On Sun, 6 Jun 2021 07:26:09 -0700 (PDT),
"schle...@gmail.com"
<schleesi...@gmail.com> wrote:

>I think in such an environment I would like to control memory usage myself, 
>or maybe have a #lang that allows very fine grained and low level control 
>over resources. (outputting lowerlevel code than racket/base). 
>If you need persistent data-structures they are nice, but often times you 
>don't need them. 
>Basically I would use a smaller language and build only the things I really 
>need, instead of starting with racket and stripping away everything I don't 
>need. 
>(although if you manage to create a tool that accomplishes this in a very 
>radical manner that could be cool as well, I just don't think that is easy)
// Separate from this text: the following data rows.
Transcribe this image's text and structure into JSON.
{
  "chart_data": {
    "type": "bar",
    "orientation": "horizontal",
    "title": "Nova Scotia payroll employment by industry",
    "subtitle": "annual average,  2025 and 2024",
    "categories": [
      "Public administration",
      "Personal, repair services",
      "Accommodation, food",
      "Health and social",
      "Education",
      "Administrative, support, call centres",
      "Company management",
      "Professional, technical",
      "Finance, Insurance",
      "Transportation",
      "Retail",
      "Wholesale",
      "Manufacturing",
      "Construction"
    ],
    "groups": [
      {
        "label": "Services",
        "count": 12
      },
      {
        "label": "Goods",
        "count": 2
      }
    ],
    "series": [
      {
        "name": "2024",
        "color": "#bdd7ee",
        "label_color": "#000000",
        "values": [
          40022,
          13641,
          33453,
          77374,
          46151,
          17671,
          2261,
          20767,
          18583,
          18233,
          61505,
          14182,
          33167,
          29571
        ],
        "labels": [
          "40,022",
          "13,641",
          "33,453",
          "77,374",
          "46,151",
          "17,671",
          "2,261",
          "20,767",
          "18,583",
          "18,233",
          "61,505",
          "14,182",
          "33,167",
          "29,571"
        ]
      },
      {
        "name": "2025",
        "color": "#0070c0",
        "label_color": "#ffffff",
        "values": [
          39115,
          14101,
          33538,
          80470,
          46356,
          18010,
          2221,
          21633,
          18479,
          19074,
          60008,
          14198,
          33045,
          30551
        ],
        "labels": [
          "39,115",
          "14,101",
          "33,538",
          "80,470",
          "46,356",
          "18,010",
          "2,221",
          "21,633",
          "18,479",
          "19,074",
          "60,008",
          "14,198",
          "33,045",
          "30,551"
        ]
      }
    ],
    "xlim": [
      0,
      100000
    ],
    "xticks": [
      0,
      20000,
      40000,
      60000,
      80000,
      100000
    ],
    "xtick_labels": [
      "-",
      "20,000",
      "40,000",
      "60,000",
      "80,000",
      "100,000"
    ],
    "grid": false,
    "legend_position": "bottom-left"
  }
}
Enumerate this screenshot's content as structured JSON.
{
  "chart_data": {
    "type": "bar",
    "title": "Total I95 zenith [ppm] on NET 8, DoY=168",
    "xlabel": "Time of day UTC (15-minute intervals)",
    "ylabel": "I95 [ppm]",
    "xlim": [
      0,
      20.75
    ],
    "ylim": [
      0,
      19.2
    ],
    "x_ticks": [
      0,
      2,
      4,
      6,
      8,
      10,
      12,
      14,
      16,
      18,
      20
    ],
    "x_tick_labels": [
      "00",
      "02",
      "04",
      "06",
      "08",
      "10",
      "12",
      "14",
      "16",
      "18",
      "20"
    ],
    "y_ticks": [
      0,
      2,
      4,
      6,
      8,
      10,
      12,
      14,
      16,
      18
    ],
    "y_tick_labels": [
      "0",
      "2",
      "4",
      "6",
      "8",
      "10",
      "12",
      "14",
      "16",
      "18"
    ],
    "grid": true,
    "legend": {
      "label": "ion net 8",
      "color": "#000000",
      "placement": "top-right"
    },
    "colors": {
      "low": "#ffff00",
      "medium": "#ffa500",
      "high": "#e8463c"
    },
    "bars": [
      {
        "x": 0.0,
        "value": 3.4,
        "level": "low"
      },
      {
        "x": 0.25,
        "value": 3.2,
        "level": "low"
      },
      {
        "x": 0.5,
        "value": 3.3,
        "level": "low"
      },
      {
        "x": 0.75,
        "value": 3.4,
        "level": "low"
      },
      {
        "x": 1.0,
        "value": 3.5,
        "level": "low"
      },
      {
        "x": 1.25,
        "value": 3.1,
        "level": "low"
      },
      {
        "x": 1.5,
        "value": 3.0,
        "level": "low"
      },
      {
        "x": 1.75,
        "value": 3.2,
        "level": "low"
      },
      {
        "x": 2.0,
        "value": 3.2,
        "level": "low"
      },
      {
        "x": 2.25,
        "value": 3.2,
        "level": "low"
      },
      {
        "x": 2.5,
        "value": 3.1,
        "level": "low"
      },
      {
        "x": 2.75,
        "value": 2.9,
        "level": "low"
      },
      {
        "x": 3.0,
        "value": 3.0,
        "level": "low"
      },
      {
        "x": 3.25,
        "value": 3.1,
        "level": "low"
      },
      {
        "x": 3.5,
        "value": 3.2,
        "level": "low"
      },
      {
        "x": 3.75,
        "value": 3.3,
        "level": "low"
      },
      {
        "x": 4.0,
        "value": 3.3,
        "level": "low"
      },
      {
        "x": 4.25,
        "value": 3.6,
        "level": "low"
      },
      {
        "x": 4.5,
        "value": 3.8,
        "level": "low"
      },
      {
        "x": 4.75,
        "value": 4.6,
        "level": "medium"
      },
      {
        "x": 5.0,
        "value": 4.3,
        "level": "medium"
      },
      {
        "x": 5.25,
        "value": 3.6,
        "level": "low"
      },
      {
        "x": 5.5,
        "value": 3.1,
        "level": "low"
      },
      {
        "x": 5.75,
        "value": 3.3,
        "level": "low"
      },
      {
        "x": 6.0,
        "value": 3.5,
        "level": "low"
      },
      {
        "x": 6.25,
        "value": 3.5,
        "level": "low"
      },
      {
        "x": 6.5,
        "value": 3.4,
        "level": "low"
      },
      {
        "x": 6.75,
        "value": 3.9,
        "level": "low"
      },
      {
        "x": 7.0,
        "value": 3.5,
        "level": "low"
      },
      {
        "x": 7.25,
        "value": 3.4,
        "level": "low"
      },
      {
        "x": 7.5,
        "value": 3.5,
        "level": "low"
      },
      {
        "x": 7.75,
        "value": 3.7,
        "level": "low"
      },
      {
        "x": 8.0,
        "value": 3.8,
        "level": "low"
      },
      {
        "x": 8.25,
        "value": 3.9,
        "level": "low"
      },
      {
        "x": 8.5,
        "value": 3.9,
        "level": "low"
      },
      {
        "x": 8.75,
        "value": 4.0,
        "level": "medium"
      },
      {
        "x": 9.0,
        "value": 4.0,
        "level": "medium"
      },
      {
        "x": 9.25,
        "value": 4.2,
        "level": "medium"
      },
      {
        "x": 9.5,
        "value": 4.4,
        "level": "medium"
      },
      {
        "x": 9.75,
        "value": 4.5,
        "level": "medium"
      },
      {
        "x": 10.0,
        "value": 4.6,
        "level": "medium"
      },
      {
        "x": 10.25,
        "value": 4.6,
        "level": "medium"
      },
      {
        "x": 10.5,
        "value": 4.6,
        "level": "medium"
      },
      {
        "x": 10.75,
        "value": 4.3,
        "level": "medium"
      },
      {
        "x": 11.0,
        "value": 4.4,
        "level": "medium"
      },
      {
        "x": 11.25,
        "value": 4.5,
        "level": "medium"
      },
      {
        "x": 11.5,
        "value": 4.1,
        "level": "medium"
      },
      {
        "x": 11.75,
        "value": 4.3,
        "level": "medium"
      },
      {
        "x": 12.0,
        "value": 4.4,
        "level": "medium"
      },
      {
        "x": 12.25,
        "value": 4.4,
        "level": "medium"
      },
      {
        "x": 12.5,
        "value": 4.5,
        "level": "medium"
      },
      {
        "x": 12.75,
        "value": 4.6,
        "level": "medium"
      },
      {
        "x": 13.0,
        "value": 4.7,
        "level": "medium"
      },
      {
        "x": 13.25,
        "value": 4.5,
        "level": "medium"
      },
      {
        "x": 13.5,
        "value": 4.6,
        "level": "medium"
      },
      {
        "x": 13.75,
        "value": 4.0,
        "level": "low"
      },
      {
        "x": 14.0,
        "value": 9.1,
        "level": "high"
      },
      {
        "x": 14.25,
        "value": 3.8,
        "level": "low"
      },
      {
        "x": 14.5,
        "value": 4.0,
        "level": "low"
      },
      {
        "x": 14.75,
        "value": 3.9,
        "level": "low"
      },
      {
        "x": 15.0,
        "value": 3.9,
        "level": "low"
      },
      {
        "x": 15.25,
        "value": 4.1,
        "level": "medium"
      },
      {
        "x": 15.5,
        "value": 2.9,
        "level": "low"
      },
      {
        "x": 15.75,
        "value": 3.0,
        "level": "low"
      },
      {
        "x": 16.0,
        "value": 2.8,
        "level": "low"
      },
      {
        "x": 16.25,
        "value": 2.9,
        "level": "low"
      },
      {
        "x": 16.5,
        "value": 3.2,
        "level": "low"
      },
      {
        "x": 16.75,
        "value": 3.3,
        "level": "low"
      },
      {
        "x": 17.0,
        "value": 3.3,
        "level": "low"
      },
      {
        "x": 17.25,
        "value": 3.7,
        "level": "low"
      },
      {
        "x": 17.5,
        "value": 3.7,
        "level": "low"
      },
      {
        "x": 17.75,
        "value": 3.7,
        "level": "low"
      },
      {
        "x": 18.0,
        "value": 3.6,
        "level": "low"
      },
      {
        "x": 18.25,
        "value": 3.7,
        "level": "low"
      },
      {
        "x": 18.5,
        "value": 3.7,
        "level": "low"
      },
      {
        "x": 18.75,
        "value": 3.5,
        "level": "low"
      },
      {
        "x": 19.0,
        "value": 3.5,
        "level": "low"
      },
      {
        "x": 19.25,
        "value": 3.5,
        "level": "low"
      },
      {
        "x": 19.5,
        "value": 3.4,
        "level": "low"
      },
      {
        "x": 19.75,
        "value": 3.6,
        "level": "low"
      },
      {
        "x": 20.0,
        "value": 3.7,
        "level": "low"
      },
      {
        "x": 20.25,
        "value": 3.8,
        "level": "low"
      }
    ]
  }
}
I doubt Racket can be used directly as it was not designed to work
with programmer managed memory, but it could be used as a cross
development environment.  For reference there is Scheme48 which was
designed for embedded use.  Scheme48 compiles to C and does /not/ use
GC but rather forces the programmer to manage memory explicitly.
However, there's no particular need to go through C if you're willing
to write your own compiler and runtime.

>That would boil down to partially evaluating racket specializing it to the 
>target program, I don't think tools like `raco exe`, `raco distribute` etc. 
>go so far that they would try to eliminate
>base language features, which probably aren't "unused" anyway in any 
>reasonably complex program.

Yeah, I think some significant work would have to be done to separate
'base' into smaller libraries ... if that even can be done at all.


>Said another way: I think in a lot of cases it is easier to start creating 
>a program with a language with less features, than trying to get rid of 
>certain features after the program was already written using these 
>features. If you start out without the features it is easier to reason 
>about what features are worth implementing, for the particular program and 
>what is over-engineered for the use-case.
>That is just my perspective, I think there are many approaches to this, 
>depending on the circumstances and concrete goals.
>
>Simon

As a technical matter, GC works fine in small memory as long as it is
designed for that purpose.  The problem is that the GCs employed by
(BC and CS versions of) Racket were /not/ designed for particularly
small systems.

But the design space of GC is large, and collectors have been designed
to work in almost every environment except HRT with sub-millisecond
deadlines.  There are systems that are completely deterministic and
which can be used for HRT as long as the periods when the mutator must
be stopped are short enough for the purpose.